Einvernehmliche Scheidung

Bei Einigung des Ehepaares über die Obsorge gemeinsamer Kinder, den Kindesunterhalt, den Ehegattenunterhalt oder dessen Verzicht sowie über die Aufteilung von Vermögen und Schulden, kann bei Gericht eine einvernehmliche Scheidung beantragt werden. Dabei muss dem Gericht ein Scheidungsvergleich vorgelegt werden, in dem alle obigen Punkte in Form einer gerichtlich durchsetzbaren Vereinbarung aufscheinen. Außerdem müssen Eltern von gemeinsamen Kindern die Bestätigung einer Elternberatung vorlegen.

Strittige Scheidung

Wenn dies nicht gelingt, muss ein Eheteil bei Gericht eine Klage einbringen. Dabei muss entweder ein Scheidungsgrund oder eine Trennung über 3 Jahre behauptet werden.

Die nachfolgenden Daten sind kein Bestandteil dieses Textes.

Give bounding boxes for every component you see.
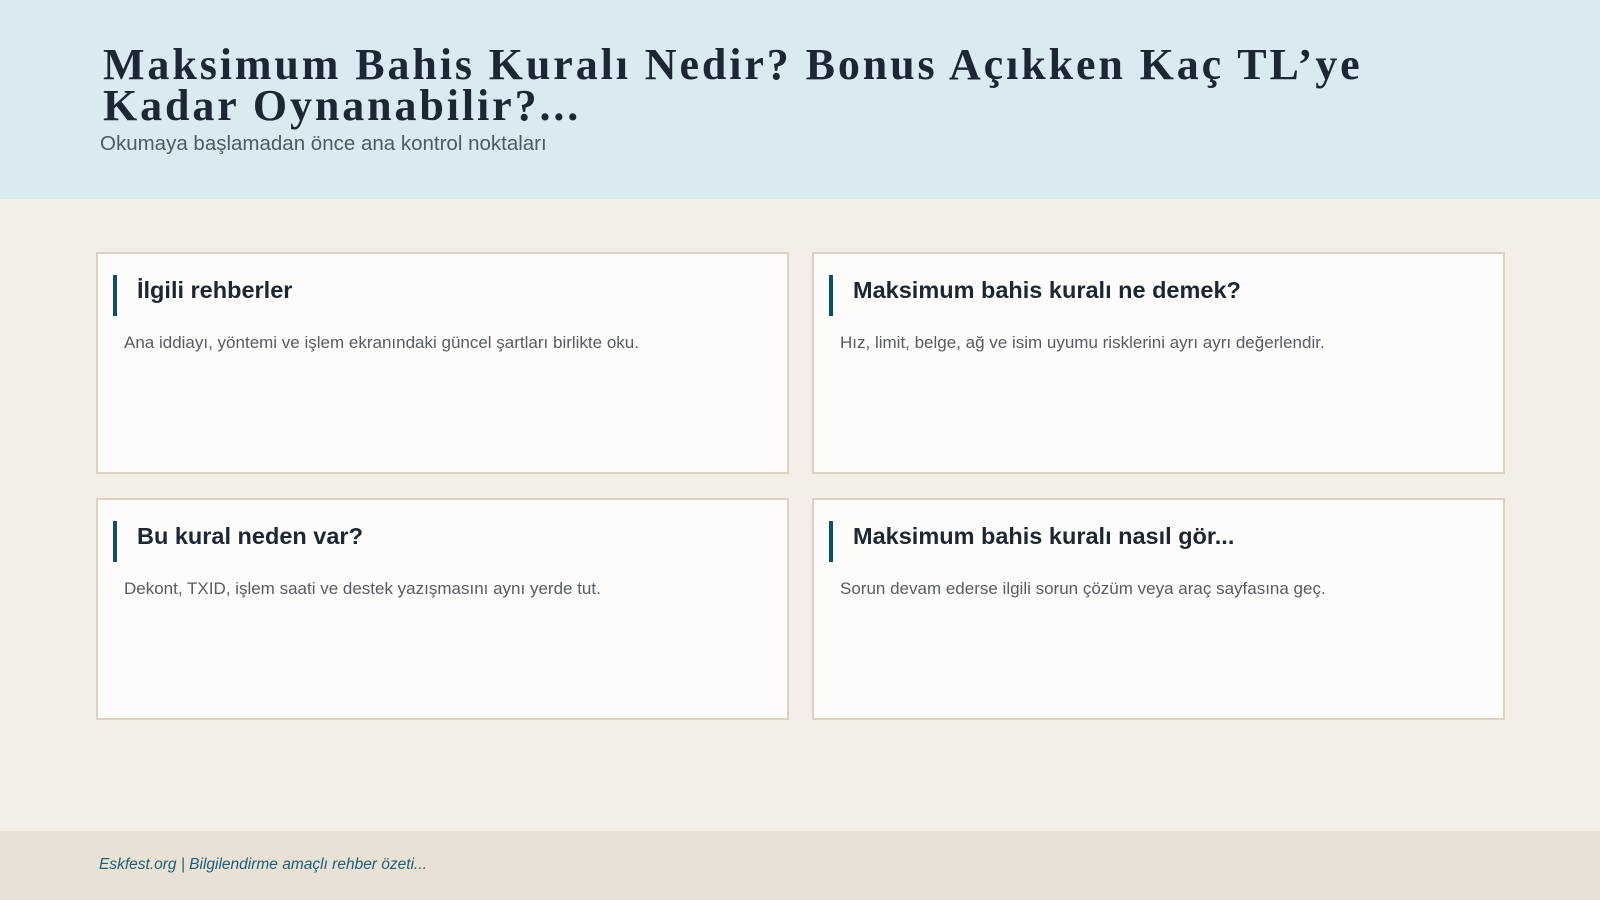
footer — [0, 831, 1600, 900]
panel: ne demek: Hız, limit, belge, ağ ve isim uyumu risklerini ayrı ayrı değerlendir. — [840, 333, 1325, 352]
panel: neden var: Bu kural neden var? — [137, 523, 363, 549]
subtitle: Okumaya başlamadan önce ana kontrol noktaları — [100, 132, 547, 155]
panel: nasıl gör: Maksimum bahis kuralı nasıl gör... — [853, 523, 1234, 549]
panel: nasıl gör: Sorun devam ederse ilgili sorun çözüm veya araç sayfasına geç. — [840, 579, 1326, 598]
panel: ilgili rehberler: İlgili rehberler — [137, 277, 292, 303]
header — [0, 0, 1600, 199]
panel: neden var — [96, 498, 789, 720]
panel: neden var: Dekont, TXID, işlem saati ve destek yazışmasını aynı yerde tut. — [124, 579, 601, 598]
panel: ne demek: Maksimum bahis kuralı ne demek? — [853, 277, 1241, 303]
panel: ne demek — [812, 252, 1505, 474]
title: Maksimum Bahis Kuralı Nedir? Bonus Açıkken Kaç TL’ye Kadar Oynanabilir?... — [103, 40, 1363, 130]
panel: ilgili rehberler — [96, 252, 789, 474]
panel: ilgili rehberler: Ana iddiayı, yöntemi ve işlem ekranındaki güncel şartları birlikte oku. — [124, 333, 639, 352]
footer: Eskfest.org | Bilgilendirme amaçlı rehber özeti... — [99, 856, 427, 873]
panel: nasıl gör — [812, 498, 1505, 720]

Dann folgt oft ein langes Verfahren mit Verletzungen, Zeitaufwand, Ärger und eventuell hohen Kosten. Empfehlenswert ist die Beratung und Klagseinbringung durch einen Rechtsanwalt. Bei der strittigen Scheidung besteht die Gefahr der Aufrollung des bisherigen ehelichen Lebens. Eine sinnvolle zukunftsorientierte Lösung offener Fragen wird oft verhindert. Auch das künftige Gesprächsklima zwischen Eltern, die sie ja bleiben, wird oft stark belastet, worunter wieder die gemeinsamen Kinder leiden. Daher werden von Fachleuten andere Wege empfohlen.